Somut olayda uyuşmazlık, fiili çalışma olgusunun yöntemince kanıtlanmış olup olmadığı, mahkemece bu yönde yapılan inceleme ve araştırmanın hükme yeterli bulunup bulunmadığı noktasında toplanmaktadır.
Davanın yasal dayanağını oluşturan 506 sayılı Yasa’nın 79/10.maddesinde bu tür hizmet tesbiti davalarının kanıtlanması yönünden özel bir yöntem öngörülmemiştir. Kimi ayrık durumlar dışında resmi belge ve yazılı delillerin bulunması sigortalı sayılması gereken sürelerin saptanmasında güçlü delil olmaları itibariyle sonuca etkili olurlar. Ne var ki bu tür kanıtların bulunmaması halinde somut bilgilere dayanması inandırıcı olmaları koşuluyla bordro tanıkları veya iş ilişkisini bilen komşu işyeri çalışanları gibi kişilerin bilgileri ve bunlara destekleyen diğer tanıklarla dahi sonuca gitmek mümkündür.
Somut olaya gelince; mahkemece açıklanan şekilde fiili çalışmanın varlığının yöntemince araştırılmadan sonuca gidildiği ortadadır. Gerçekten ifadesi hükme dayanak alınan tanıklardan birinin beyanına göre taksici olduğunu ileri sürerek davacı çalışmasını doğrulanmış ise de; bu ve diğer tanıkların dosya kapsamından davacıyla birlikte aynı dolmuş hattında çalışan, kayıtlara geçmiş kişilerden olduklarına ilişkin bilgi ve belgelerin bulunmaması nedeniyle, tanık sözleri çalışma olgusu yönünden somut olgulara dayanmamakta soyut düzeyde kalmaktadır. Giderek, tanık sözlerinin inandırıcı güç ve nitelikte olduğu söylenemez.

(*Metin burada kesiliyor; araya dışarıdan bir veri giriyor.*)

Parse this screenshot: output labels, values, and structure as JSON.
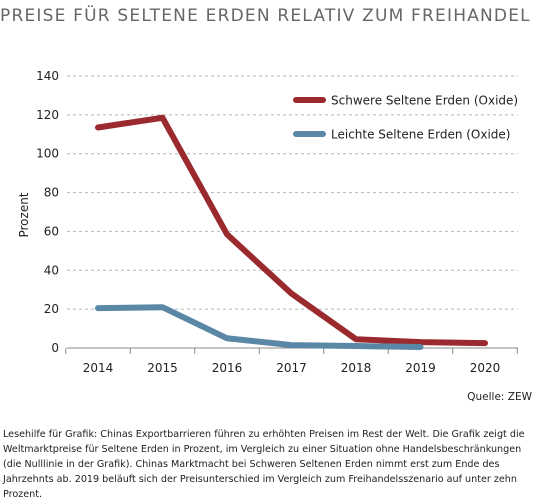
{
  "chart_data": {
    "type": "line",
    "title": "PREISE FÜR SELTENE ERDEN RELATIV ZUM FREIHANDEL",
    "xlabel": "",
    "ylabel": "Prozent",
    "categories": [
      "2014",
      "2015",
      "2016",
      "2017",
      "2018",
      "2019",
      "2020"
    ],
    "ylim": [
      0,
      140
    ],
    "yticks": [
      0,
      20,
      40,
      60,
      80,
      100,
      120,
      140
    ],
    "grid": true,
    "legend_position": "top-right",
    "series": [
      {
        "name": "Schwere Seltene Erden (Oxide)",
        "color": "#9b2a2f",
        "x": [
          2014,
          2015,
          2016,
          2017,
          2018,
          2019,
          2020
        ],
        "values": [
          113.5,
          118.5,
          58.5,
          28,
          4.5,
          3,
          2.5
        ]
      },
      {
        "name": "Leichte Seltene Erden (Oxide)",
        "color": "#5a87a6",
        "x": [
          2014,
          2015,
          2016,
          2017,
          2018,
          2019
        ],
        "values": [
          20.5,
          21,
          5,
          1.5,
          1,
          0.5
        ]
      }
    ]
  },
  "source": "Quelle: ZEW",
  "caption": "Lesehilfe für Grafik: Chinas Exportbarrieren führen zu erhöhten Preisen im Rest der Welt. Die Grafik zeigt die Weltmarktpreise für Seltene Erden in Prozent, im Vergleich zu einer Situation ohne Handelsbeschränkungen (die Nulllinie in der Grafik). Chinas Marktmacht bei Schweren Seltenen Erden nimmt erst zum Ende des Jahrzehnts ab. 2019 beläuft sich der Preisunterschied im Vergleich zum Freihandelsszenario auf unter zehn Prozent."
}
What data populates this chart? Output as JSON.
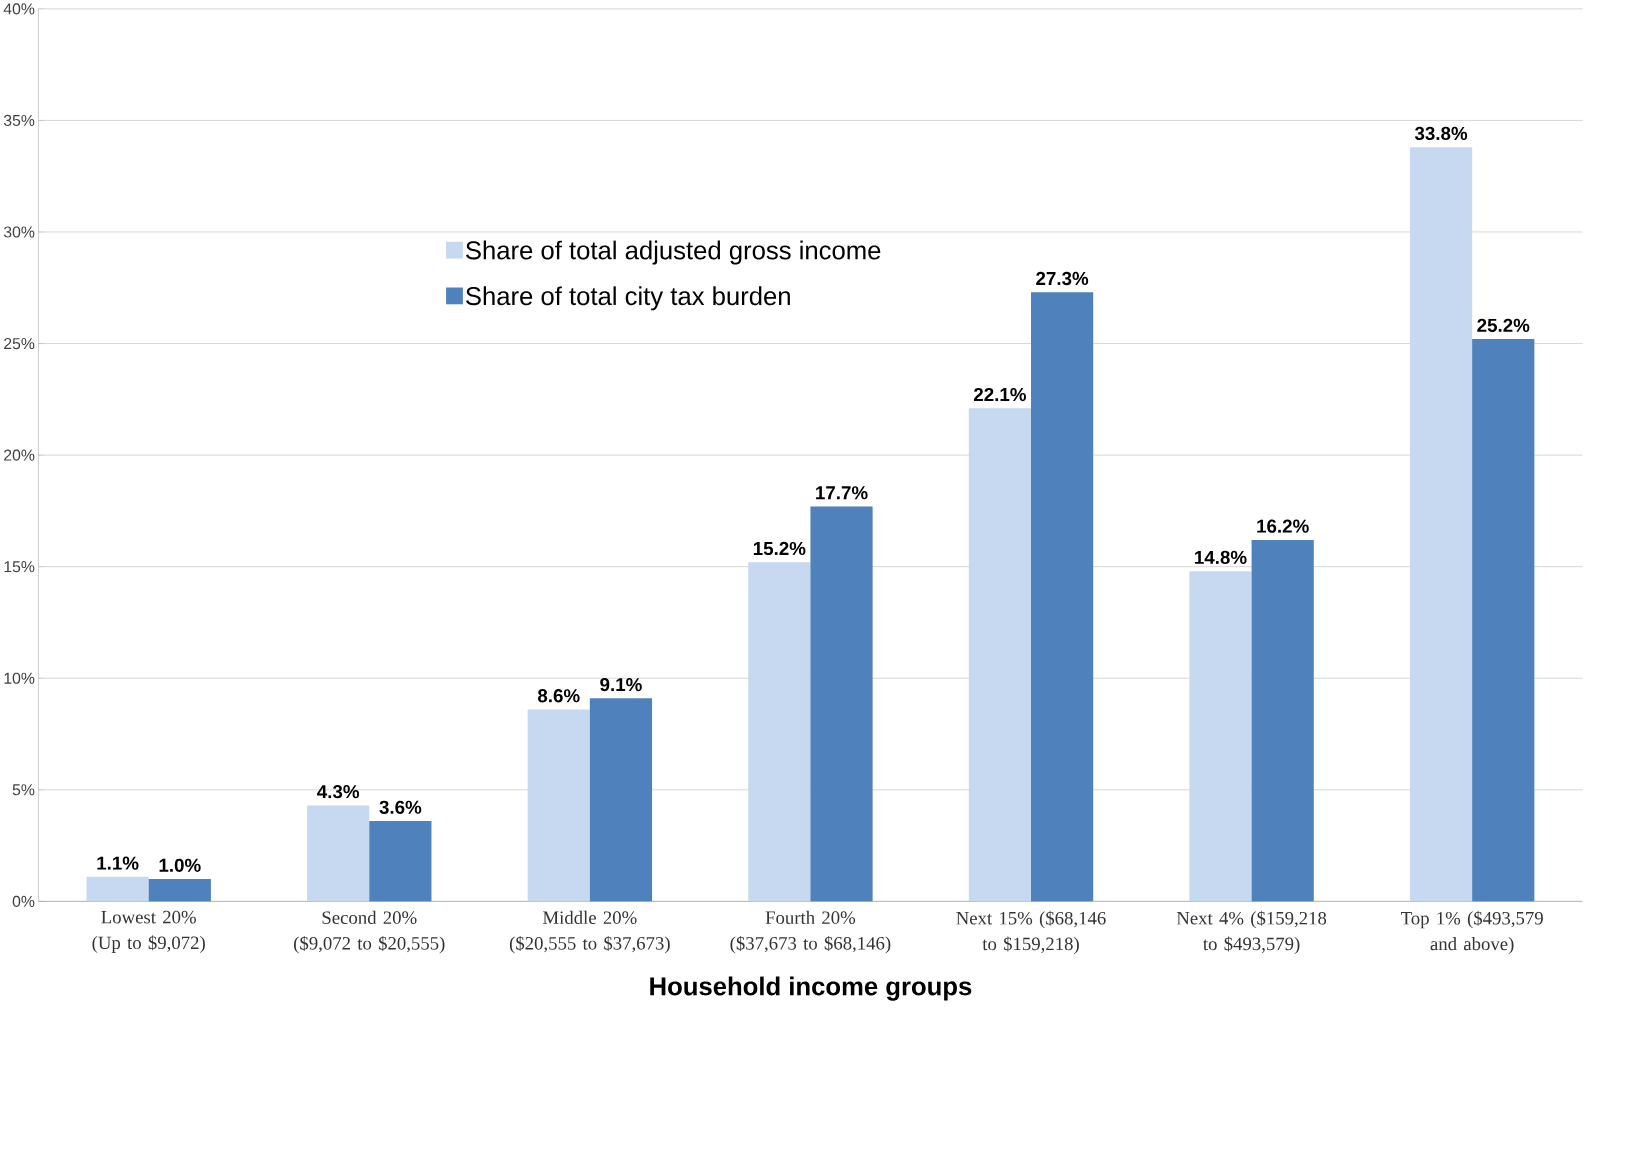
{
  "chart_data": {
    "type": "bar",
    "xlabel": "Household income groups",
    "categories": [
      "Lowest 20% (Up to $9,072)",
      "Second 20% ($9,072 to $20,555)",
      "Middle 20% ($20,555 to $37,673)",
      "Fourth 20% ($37,673 to $68,146)",
      "Next 15% ($68,146 to $159,218)",
      "Next 4% ($159,218 to $493,579)",
      "Top 1% ($493,579 and above)"
    ],
    "series": [
      {
        "name": "Share of total adjusted gross income",
        "color": "#c6d9f1",
        "values": [
          1.1,
          4.3,
          8.6,
          15.2,
          22.1,
          14.8,
          33.8
        ],
        "value_labels": [
          "1.1%",
          "4.3%",
          "8.6%",
          "15.2%",
          "22.1%",
          "14.8%",
          "33.8%"
        ]
      },
      {
        "name": "Share of total city tax burden",
        "color": "#4f81bd",
        "values": [
          1.0,
          3.6,
          9.1,
          17.7,
          27.3,
          16.2,
          25.2
        ],
        "value_labels": [
          "1.0%",
          "3.6%",
          "9.1%",
          "17.7%",
          "27.3%",
          "16.2%",
          "25.2%"
        ]
      }
    ],
    "ylim": [
      0,
      40
    ],
    "yticks": [
      {
        "value": 0,
        "label": "0%"
      },
      {
        "value": 5,
        "label": "5%"
      },
      {
        "value": 10,
        "label": "10%"
      },
      {
        "value": 15,
        "label": "15%"
      },
      {
        "value": 20,
        "label": "20%"
      },
      {
        "value": 25,
        "label": "25%"
      },
      {
        "value": 30,
        "label": "30%"
      },
      {
        "value": 35,
        "label": "35%"
      },
      {
        "value": 40,
        "label": "40%"
      }
    ],
    "grid": "y",
    "legend": "top"
  }
}
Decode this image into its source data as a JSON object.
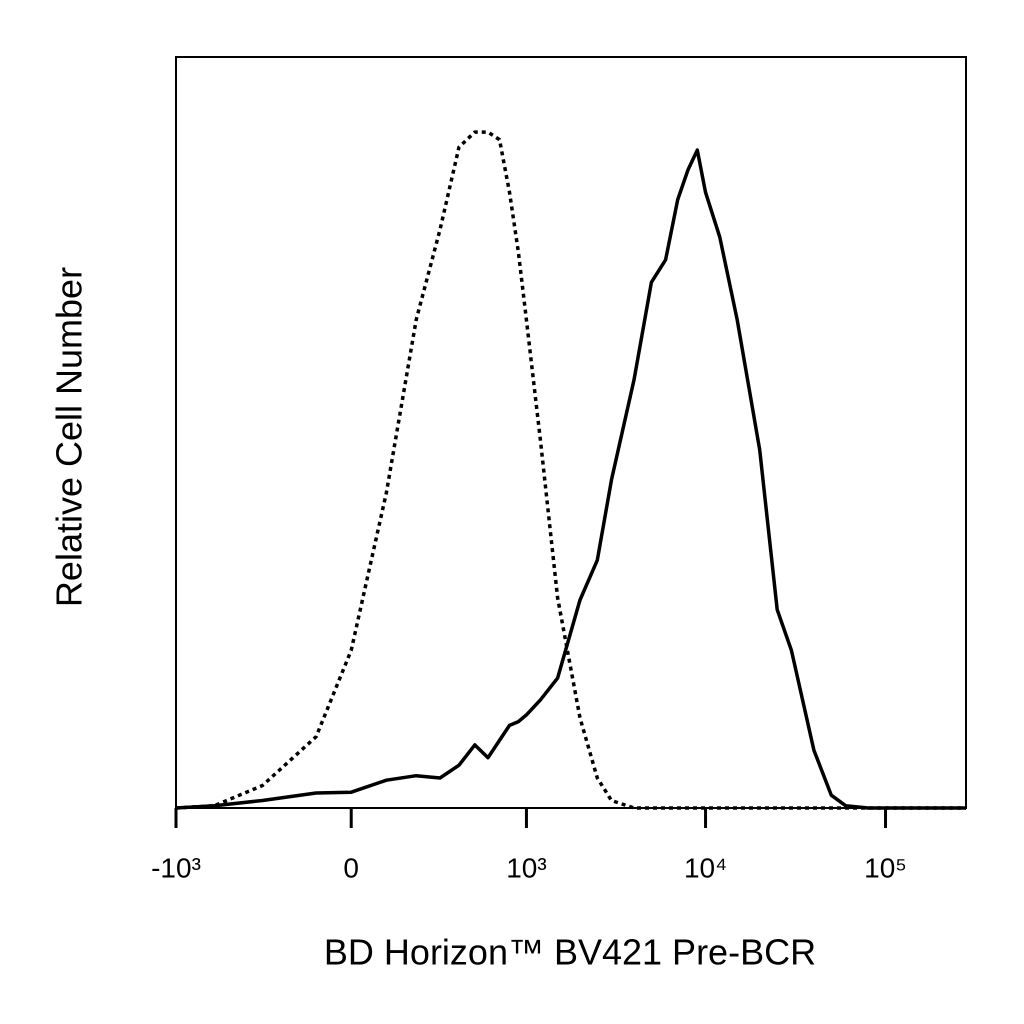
{
  "chart_data": {
    "type": "line",
    "x_label": "BD Horizon™ BV421 Pre-BCR",
    "y_label": "Relative Cell Number",
    "xscale": "biexponential",
    "xlim": [
      -1000,
      280000
    ],
    "xticks": [
      {
        "value": -1000,
        "label": "-10³"
      },
      0,
      {
        "value": 1000,
        "label": "10³"
      },
      {
        "value": 10000,
        "label": "10⁴"
      },
      {
        "value": 100000,
        "label": "10⁵"
      }
    ],
    "ylim": [
      0,
      100
    ],
    "x": [
      -1000,
      -600,
      -300,
      -100,
      0,
      100,
      200,
      300,
      400,
      500,
      600,
      700,
      800,
      900,
      1000,
      1200,
      1500,
      2000,
      2500,
      3000,
      4000,
      5000,
      6000,
      7000,
      8000,
      9000,
      10000,
      12000,
      15000,
      20000,
      25000,
      30000,
      40000,
      50000,
      60000,
      80000,
      100000,
      150000,
      200000,
      280000
    ],
    "series": [
      {
        "color": "#000000",
        "line_style": "dotted",
        "values": [
          0,
          0.3,
          3,
          9.5,
          21,
          42,
          65,
          77,
          88,
          90,
          90,
          89,
          82,
          74,
          65,
          49,
          28,
          12,
          4,
          1,
          0,
          0,
          0,
          0,
          0,
          0,
          0,
          0,
          0,
          0,
          0,
          0,
          0,
          0,
          0,
          0,
          0,
          0,
          0,
          0
        ]
      },
      {
        "color": "#000000",
        "line_style": "solid",
        "values": [
          0,
          0.3,
          1,
          2,
          2.1,
          3.7,
          4.3,
          4,
          5.7,
          8.4,
          6.7,
          9,
          11,
          11.5,
          12.4,
          14.4,
          17.3,
          27.7,
          33,
          43.7,
          57,
          70,
          73,
          81,
          85,
          87.6,
          82,
          76,
          65,
          47.7,
          26.4,
          21,
          7.7,
          1.7,
          0.3,
          0,
          0,
          0,
          0,
          0
        ]
      }
    ]
  }
}
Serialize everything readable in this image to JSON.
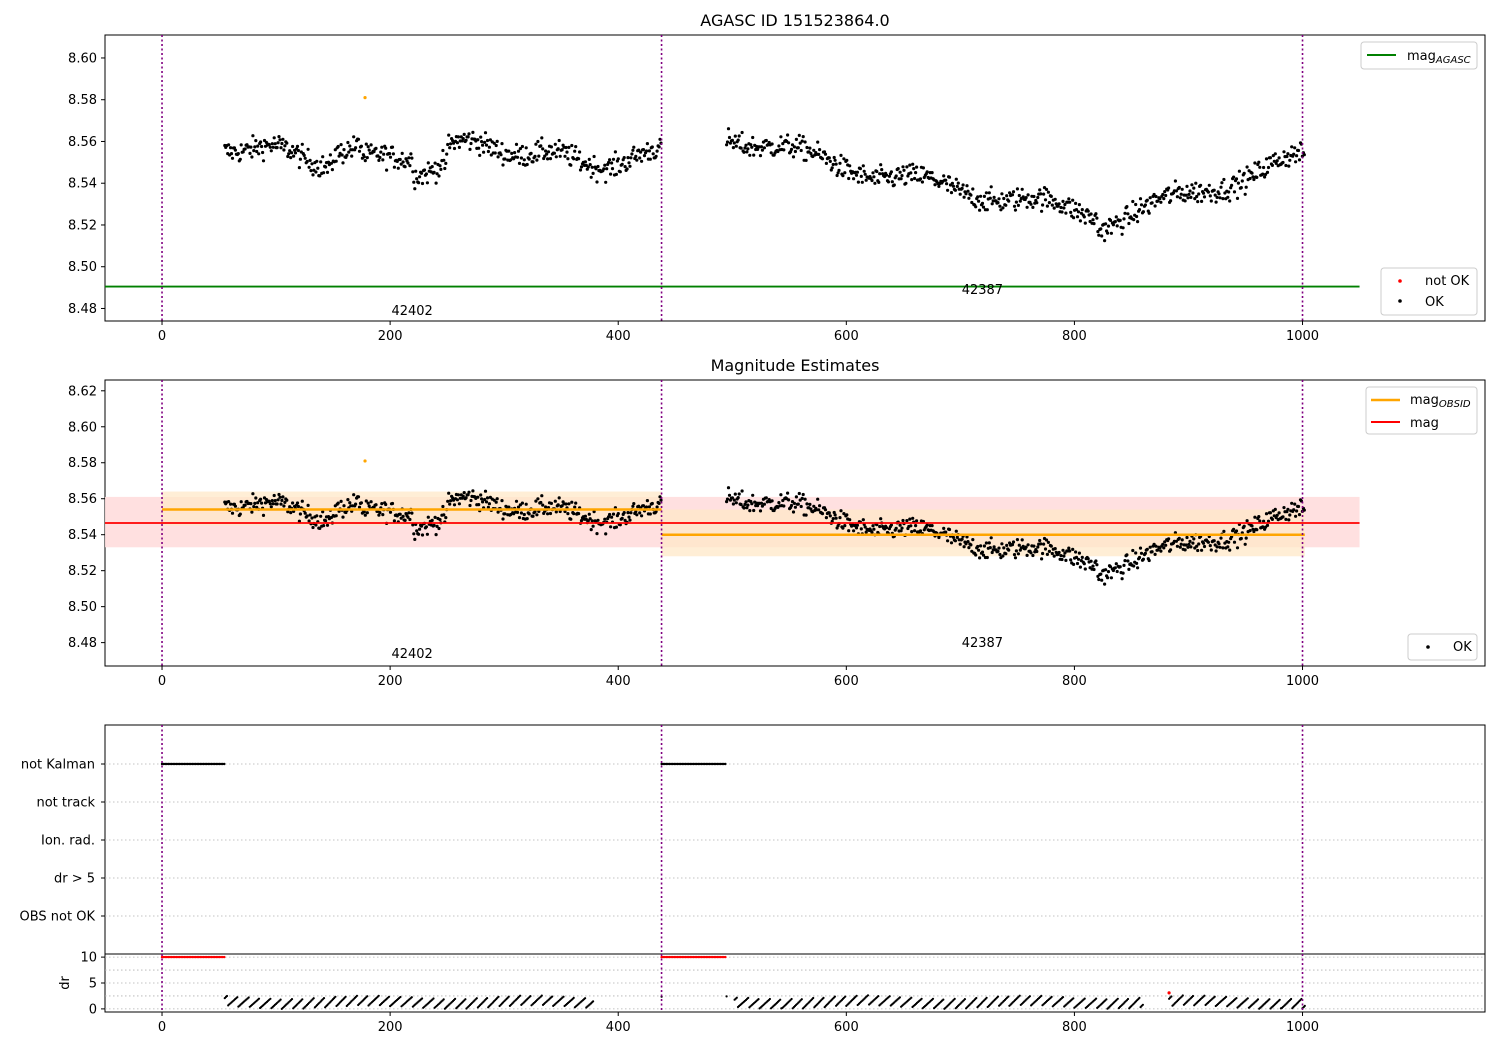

Yapılacak iş, …plakalı taksinin kayıtlı olduğu durağı belirlemek, zabıta marifetiyle tespit edilecek çalıştığı durakta ticari taksi işleten diğer işverenler ile bu işyerlerinde çalıştığı tespit edilen kayıtlı işyeri çalışanı şoförlerin bu kayıtları celbedilerek çalışmanın niteliği ile gerçek bir çalışma olup olmadığı yönünde yöntemince beyanlarını almak, … plakalı ticari taksinin hangi tarihten itibaren ve kimin adına işletildiğini İstanbul Taksiciler Esnaf Odasından araştırmak, davacı vekilinin delil olarak sunduğu içeriği tam anlaşılamayan gelir makbuzu ve varsa başkaca ilgili taksiye ilişkin gelir makbuzu, yakıt ve tamir servis fişi gibi belgeleri araştırmak, çalışma olgusunu somut ve inandırıcı bilgilere dayalı şekilde 506 sayılı Yasanın 2, 6, 9 ve 79/8. maddeleri gereğince kanıtladıktan sonra sonucuna göre karar vermekten ibarettir.
O halde, davalı Kurum ve işveren vekillerinin bu yönleri amaçlayan temyiz itirazları kabul edilmeli ve hüküm bozulmalıdır.
SONUÇ: Hükmün yukarıda açıklanan nedenlerle BOZULMASINA, temyiz harcının istek halinde davalılardan …’a iadesine 04/06/2012 gününde oybirliğiyle karar verildi.